Everyone I spoke to commented on the high price Ascential is paying for Vality. "We believe Vality makes a nice technology fit with Ascential's DataStage integration platform," said financial analyst Mark Murphy in a report from First Albany Corp. "However, at 4.4 times Vality's 2001 revenue stream of $21 million, the price paid is too generous, in our view. This represents nearly twice the enterprise value/sales multiple that Ascential trades at (2.5x), and twice what our 30-company software comparison group trades at (2.2x)."

Yet, other financial details of the deal seem to be in order. "We are forecasting no impact to Ascential's earnings this quarter," reported Rob Tholemeier of Wells Fargo Securities LLC. "For the rest of the year, we forecast revenues to increase to $142.7 million. On an earnings basis, we are lowering Q2 earnings by $0.01 to show initial integration impacts, but, as the company moves through the year, costs should come back down, and we are only slightly adjusting EPS for the total year."

In the conference call announcing the acquisition, Ascential's President and CEO Peter Gyenes repeated his commitment to leading Ascential into the black: "We remain on track to achieve profitability during the fourth quarter of 2002."

Evaluating the Evaluation

The day of Ascential's announcement, four privately held, VC-funded software firms in eastern Mass. contacted me. All asked the same question: "How do we cash out with a high evaluation the way Vality did?" (By the way, I got the same question from a different list of vendors when Ascential acquired Torrent.) The answer, of course, is to be acquired by Ascential.

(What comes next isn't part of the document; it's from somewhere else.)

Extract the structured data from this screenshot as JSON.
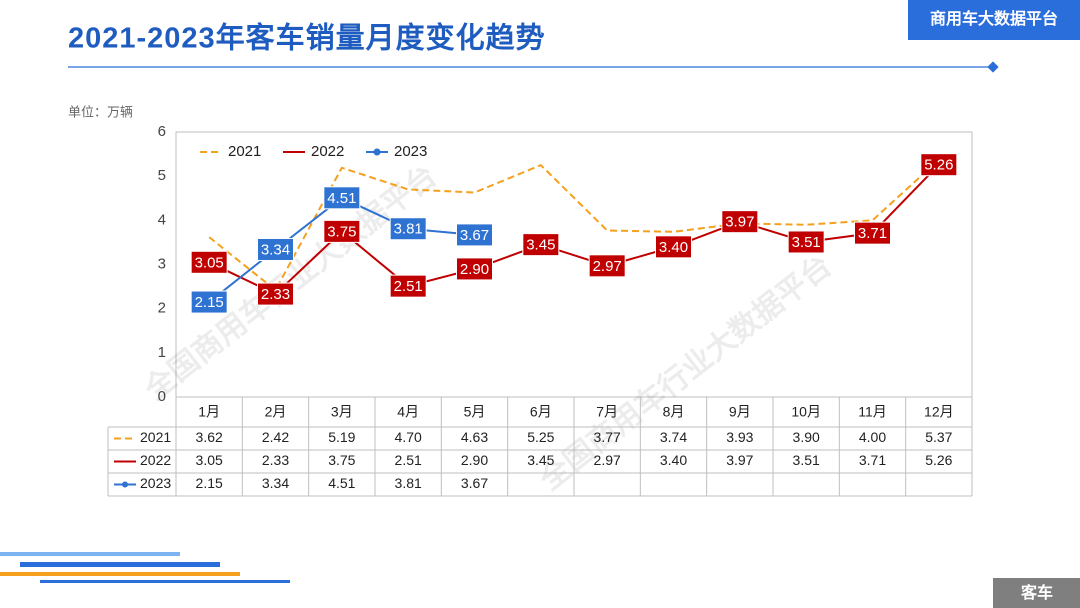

The high valuation of Vality helps raise the valuation of the major players in the data quality market," said Tim Waggoner, the CTO at Group 1 Software. As a point of perspective, note that Group 1 purchased HotData.com (a hosted application for name and address scrubbing) a year ago for a mere $2 million, despite a substantially greater venture capital investment in the company. HotData has demonstrated a return by increasing Group 1's prominence in the emerging middle market for real-time data cleansing.

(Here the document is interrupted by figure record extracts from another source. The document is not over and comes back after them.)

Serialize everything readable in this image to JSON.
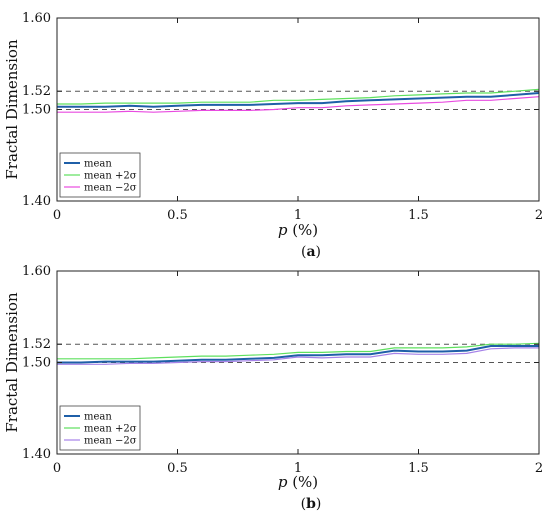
{
  "chart_data": [
    {
      "type": "line",
      "caption": "(a)",
      "xlabel": "p (%)",
      "ylabel": "Fractal Dimension",
      "xlim": [
        0,
        2
      ],
      "ylim": [
        1.4,
        1.6
      ],
      "xticks": [
        "0",
        "0.5",
        "1",
        "1.5",
        "2"
      ],
      "yticks": [
        "1.40",
        "1.50",
        "1.52",
        "1.60"
      ],
      "reference_lines": [
        1.5,
        1.52
      ],
      "legend_position": "bottom-left",
      "x": [
        0,
        0.1,
        0.2,
        0.3,
        0.4,
        0.5,
        0.6,
        0.7,
        0.8,
        0.9,
        1.0,
        1.1,
        1.2,
        1.3,
        1.4,
        1.5,
        1.6,
        1.7,
        1.8,
        1.9,
        2.0
      ],
      "series": [
        {
          "name": "mean",
          "color": "#1f5fa8",
          "values": [
            1.503,
            1.503,
            1.503,
            1.504,
            1.503,
            1.504,
            1.505,
            1.505,
            1.505,
            1.506,
            1.507,
            1.507,
            1.509,
            1.51,
            1.511,
            1.512,
            1.513,
            1.514,
            1.514,
            1.516,
            1.518
          ]
        },
        {
          "name": "mean +2σ",
          "color": "#5ee05e",
          "values": [
            1.506,
            1.506,
            1.507,
            1.507,
            1.507,
            1.507,
            1.508,
            1.508,
            1.508,
            1.51,
            1.51,
            1.511,
            1.512,
            1.513,
            1.515,
            1.516,
            1.517,
            1.518,
            1.518,
            1.52,
            1.522
          ]
        },
        {
          "name": "mean −2σ",
          "color": "#e84be0",
          "values": [
            1.497,
            1.497,
            1.497,
            1.498,
            1.497,
            1.498,
            1.499,
            1.499,
            1.499,
            1.5,
            1.502,
            1.502,
            1.504,
            1.505,
            1.506,
            1.507,
            1.508,
            1.51,
            1.51,
            1.512,
            1.514
          ]
        }
      ]
    },
    {
      "type": "line",
      "caption": "(b)",
      "xlabel": "p (%)",
      "ylabel": "Fractal Dimension",
      "xlim": [
        0,
        2
      ],
      "ylim": [
        1.4,
        1.6
      ],
      "xticks": [
        "0",
        "0.5",
        "1",
        "1.5",
        "2"
      ],
      "yticks": [
        "1.40",
        "1.50",
        "1.52",
        "1.60"
      ],
      "reference_lines": [
        1.5,
        1.52
      ],
      "legend_position": "bottom-left",
      "x": [
        0,
        0.1,
        0.2,
        0.3,
        0.4,
        0.5,
        0.6,
        0.7,
        0.8,
        0.9,
        1.0,
        1.1,
        1.2,
        1.3,
        1.4,
        1.5,
        1.6,
        1.7,
        1.8,
        1.9,
        2.0
      ],
      "series": [
        {
          "name": "mean",
          "color": "#1f5fa8",
          "values": [
            1.5,
            1.5,
            1.501,
            1.501,
            1.501,
            1.502,
            1.503,
            1.503,
            1.504,
            1.505,
            1.508,
            1.508,
            1.509,
            1.509,
            1.513,
            1.512,
            1.512,
            1.513,
            1.518,
            1.518,
            1.518
          ]
        },
        {
          "name": "mean +2σ",
          "color": "#5ee05e",
          "values": [
            1.504,
            1.504,
            1.504,
            1.504,
            1.505,
            1.506,
            1.507,
            1.507,
            1.508,
            1.509,
            1.511,
            1.511,
            1.512,
            1.512,
            1.516,
            1.516,
            1.516,
            1.517,
            1.52,
            1.52,
            1.521
          ]
        },
        {
          "name": "mean −2σ",
          "color": "#a682e8",
          "values": [
            1.498,
            1.498,
            1.498,
            1.499,
            1.499,
            1.5,
            1.501,
            1.501,
            1.502,
            1.503,
            1.506,
            1.505,
            1.506,
            1.506,
            1.51,
            1.509,
            1.509,
            1.51,
            1.515,
            1.516,
            1.516
          ]
        }
      ]
    }
  ]
}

Assessment — The Need for High-Quality Data

According to Mike Schiff at Current Analysis: "The classic garbage-in garbage-out problem affects many applications." In other words, the cleanliness and completeness of data influence the effectiveness of many types of applications. This is especially true of applications for customer relationship management (CRM). As many corporations realized the importance of clean customer data in the late '90s, all data-quality vendors adjusted their offerings to support various types of CRM initiatives. In fact, I believe that customer data — due to its growing importance and demonstrable ROI — is poised to surpass names/addresses as the sweet spot of the data-quality market.

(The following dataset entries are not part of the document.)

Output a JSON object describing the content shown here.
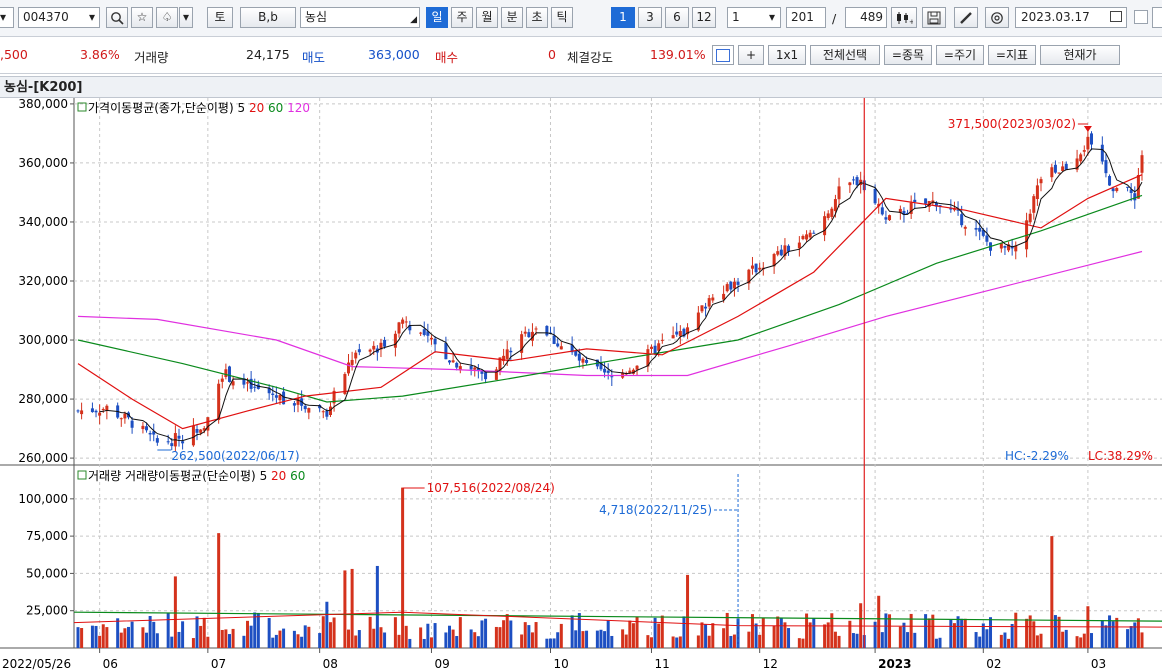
{
  "toolbar": {
    "code": "004370",
    "name": "농심",
    "bb_label": "B,b",
    "to_label": "토",
    "period_tabs": [
      "일",
      "주",
      "월",
      "분",
      "초",
      "틱"
    ],
    "active_period": "일",
    "interval_buttons": [
      "1",
      "3",
      "6",
      "12"
    ],
    "active_interval": "1",
    "unit_select": "1",
    "view_count": "201",
    "total_count": "489",
    "date": "2023.03.17"
  },
  "quote": {
    "price_tail": ",500",
    "change_pct": "3.86%",
    "volume_label": "거래량",
    "volume": "24,175",
    "sell_label": "매도",
    "sell": "363,000",
    "buy_label": "매수",
    "buy": "0",
    "strength_label": "체결강도",
    "strength": "139.01%",
    "buttons": [
      "+",
      "1x1",
      "전체선택",
      "=종목",
      "=주기",
      "=지표",
      "현재가"
    ]
  },
  "chart_title": "농심-[K200]",
  "colors": {
    "up": "#d4321c",
    "down": "#1d4fc2",
    "ma5": "#111111",
    "ma20": "#e01010",
    "ma60": "#0a8a1c",
    "ma120": "#e030e0",
    "grid": "#c8c8c8",
    "cursor": "#e02020"
  },
  "chart_data": [
    {
      "type": "candlestick",
      "legend": {
        "prefix": "가격이동평균(종가,단순이평)",
        "periods": [
          "5",
          "20",
          "60",
          "120"
        ]
      },
      "ylim": [
        258000,
        382000
      ],
      "y_ticks": [
        "380,000",
        "360,000",
        "340,000",
        "320,000",
        "300,000",
        "280,000",
        "260,000"
      ],
      "y_tick_values": [
        380000,
        360000,
        340000,
        320000,
        300000,
        280000,
        260000
      ],
      "high_annotation": "371,500(2023/03/02)",
      "low_annotation": "262,500(2022/06/17)",
      "hc_text": "HC:-2.29%",
      "lc_text": "LC:38.29%",
      "close_path": [
        {
          "date": "2022-05-26",
          "close": 276000
        },
        {
          "date": "2022-06-03",
          "close": 277000
        },
        {
          "date": "2022-06-10",
          "close": 272000
        },
        {
          "date": "2022-06-17",
          "close": 265000
        },
        {
          "date": "2022-06-24",
          "close": 267000
        },
        {
          "date": "2022-06-30",
          "close": 272000
        },
        {
          "date": "2022-07-05",
          "close": 289000
        },
        {
          "date": "2022-07-12",
          "close": 284000
        },
        {
          "date": "2022-07-20",
          "close": 281000
        },
        {
          "date": "2022-07-28",
          "close": 278000
        },
        {
          "date": "2022-08-03",
          "close": 276000
        },
        {
          "date": "2022-08-10",
          "close": 294000
        },
        {
          "date": "2022-08-18",
          "close": 298000
        },
        {
          "date": "2022-08-24",
          "close": 307000
        },
        {
          "date": "2022-08-31",
          "close": 300000
        },
        {
          "date": "2022-09-07",
          "close": 293000
        },
        {
          "date": "2022-09-16",
          "close": 288000
        },
        {
          "date": "2022-09-23",
          "close": 297000
        },
        {
          "date": "2022-09-30",
          "close": 305000
        },
        {
          "date": "2022-10-07",
          "close": 298000
        },
        {
          "date": "2022-10-14",
          "close": 291000
        },
        {
          "date": "2022-10-21",
          "close": 287000
        },
        {
          "date": "2022-10-28",
          "close": 292000
        },
        {
          "date": "2022-11-04",
          "close": 299000
        },
        {
          "date": "2022-11-11",
          "close": 303000
        },
        {
          "date": "2022-11-18",
          "close": 316000
        },
        {
          "date": "2022-11-25",
          "close": 320000
        },
        {
          "date": "2022-12-02",
          "close": 326000
        },
        {
          "date": "2022-12-09",
          "close": 331000
        },
        {
          "date": "2022-12-16",
          "close": 336000
        },
        {
          "date": "2022-12-23",
          "close": 350000
        },
        {
          "date": "2022-12-29",
          "close": 355000
        },
        {
          "date": "2023-01-05",
          "close": 340000
        },
        {
          "date": "2023-01-12",
          "close": 345000
        },
        {
          "date": "2023-01-19",
          "close": 347000
        },
        {
          "date": "2023-01-27",
          "close": 340000
        },
        {
          "date": "2023-02-03",
          "close": 332000
        },
        {
          "date": "2023-02-10",
          "close": 330000
        },
        {
          "date": "2023-02-17",
          "close": 355000
        },
        {
          "date": "2023-02-24",
          "close": 359000
        },
        {
          "date": "2023-03-02",
          "close": 367000
        },
        {
          "date": "2023-03-09",
          "close": 352000
        },
        {
          "date": "2023-03-15",
          "close": 349000
        },
        {
          "date": "2023-03-17",
          "close": 363000
        }
      ],
      "ma20": [
        {
          "date": "2022-05-26",
          "v": 292000
        },
        {
          "date": "2022-06-10",
          "v": 280000
        },
        {
          "date": "2022-06-24",
          "v": 270000
        },
        {
          "date": "2022-07-12",
          "v": 276000
        },
        {
          "date": "2022-07-28",
          "v": 281000
        },
        {
          "date": "2022-08-18",
          "v": 284000
        },
        {
          "date": "2022-09-02",
          "v": 296000
        },
        {
          "date": "2022-09-23",
          "v": 293000
        },
        {
          "date": "2022-10-14",
          "v": 297000
        },
        {
          "date": "2022-11-04",
          "v": 295000
        },
        {
          "date": "2022-11-25",
          "v": 308000
        },
        {
          "date": "2022-12-16",
          "v": 323000
        },
        {
          "date": "2023-01-05",
          "v": 348000
        },
        {
          "date": "2023-01-27",
          "v": 344000
        },
        {
          "date": "2023-02-17",
          "v": 338000
        },
        {
          "date": "2023-03-02",
          "v": 348000
        },
        {
          "date": "2023-03-17",
          "v": 356000
        }
      ],
      "ma60": [
        {
          "date": "2022-05-26",
          "v": 300000
        },
        {
          "date": "2022-06-24",
          "v": 292000
        },
        {
          "date": "2022-07-20",
          "v": 284000
        },
        {
          "date": "2022-08-03",
          "v": 279000
        },
        {
          "date": "2022-08-24",
          "v": 281000
        },
        {
          "date": "2022-09-23",
          "v": 287000
        },
        {
          "date": "2022-10-21",
          "v": 293000
        },
        {
          "date": "2022-11-25",
          "v": 300000
        },
        {
          "date": "2022-12-23",
          "v": 312000
        },
        {
          "date": "2023-01-19",
          "v": 326000
        },
        {
          "date": "2023-02-17",
          "v": 337000
        },
        {
          "date": "2023-03-17",
          "v": 349000
        }
      ],
      "ma120": [
        {
          "date": "2022-05-26",
          "v": 308000
        },
        {
          "date": "2022-06-17",
          "v": 307000
        },
        {
          "date": "2022-07-20",
          "v": 300000
        },
        {
          "date": "2022-08-10",
          "v": 291000
        },
        {
          "date": "2022-09-07",
          "v": 290000
        },
        {
          "date": "2022-10-14",
          "v": 288000
        },
        {
          "date": "2022-11-11",
          "v": 288000
        },
        {
          "date": "2022-12-09",
          "v": 298000
        },
        {
          "date": "2023-01-05",
          "v": 308000
        },
        {
          "date": "2023-02-03",
          "v": 317000
        },
        {
          "date": "2023-03-17",
          "v": 330000
        }
      ]
    },
    {
      "type": "bar",
      "legend": {
        "prefix": "거래량",
        "prefix2": "거래량이동평균(단순이평)",
        "periods": [
          "5",
          "20",
          "60"
        ]
      },
      "ylim": [
        0,
        122000
      ],
      "y_ticks": [
        "100,000",
        "75,000",
        "50,000",
        "25,000"
      ],
      "y_tick_values": [
        100000,
        75000,
        50000,
        25000
      ],
      "max_annotation": "107,516(2022/08/24)",
      "cursor_annotation": "4,718(2022/11/25)",
      "spikes": [
        {
          "date": "2022-06-22",
          "v": 48000
        },
        {
          "date": "2022-07-04",
          "v": 77000
        },
        {
          "date": "2022-08-03",
          "v": 31000
        },
        {
          "date": "2022-08-08",
          "v": 52000
        },
        {
          "date": "2022-08-10",
          "v": 53000
        },
        {
          "date": "2022-08-17",
          "v": 55000
        },
        {
          "date": "2022-08-24",
          "v": 107516
        },
        {
          "date": "2022-11-11",
          "v": 49000
        },
        {
          "date": "2022-12-29",
          "v": 30000
        },
        {
          "date": "2023-01-03",
          "v": 35000
        },
        {
          "date": "2023-02-20",
          "v": 75000
        },
        {
          "date": "2023-03-02",
          "v": 28000
        }
      ]
    }
  ],
  "x_axis": {
    "start_label": "2022/05/26",
    "labels": [
      "06",
      "07",
      "08",
      "09",
      "10",
      "11",
      "12",
      "2023",
      "02",
      "03"
    ],
    "label_dates": [
      "2022-06-01",
      "2022-07-01",
      "2022-08-01",
      "2022-09-01",
      "2022-10-04",
      "2022-11-01",
      "2022-12-01",
      "2023-01-02",
      "2023-02-01",
      "2023-03-02"
    ],
    "start": "2022-05-26",
    "end": "2023-03-17",
    "cursor_date": "2022-12-30"
  }
}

CRM aside, a recent report called "Data Quality and the Bottom Line" by Wayne Eckerson of The Data Warehousing Institute estimates that "data-quality problems cost U.S. businesses more than $600 billion a year." The same report reveals that 65 percent of companies break even or gain ROI in data-quality solutions. These two facts combined suggest to me that data-quality initiatives stand a good chance of binding many of the wounds from which revenues bleed. With that in mind, let's hope that "Data Quality Week" — spawned by Ascential's announcement to acquire Vality — has helped more corporate leaders understand the need for high-quality data.


Philip Russom, Ph.D. [www.philiprussom.com] is an independent industry analyst and consultant based in Waltham, Mass.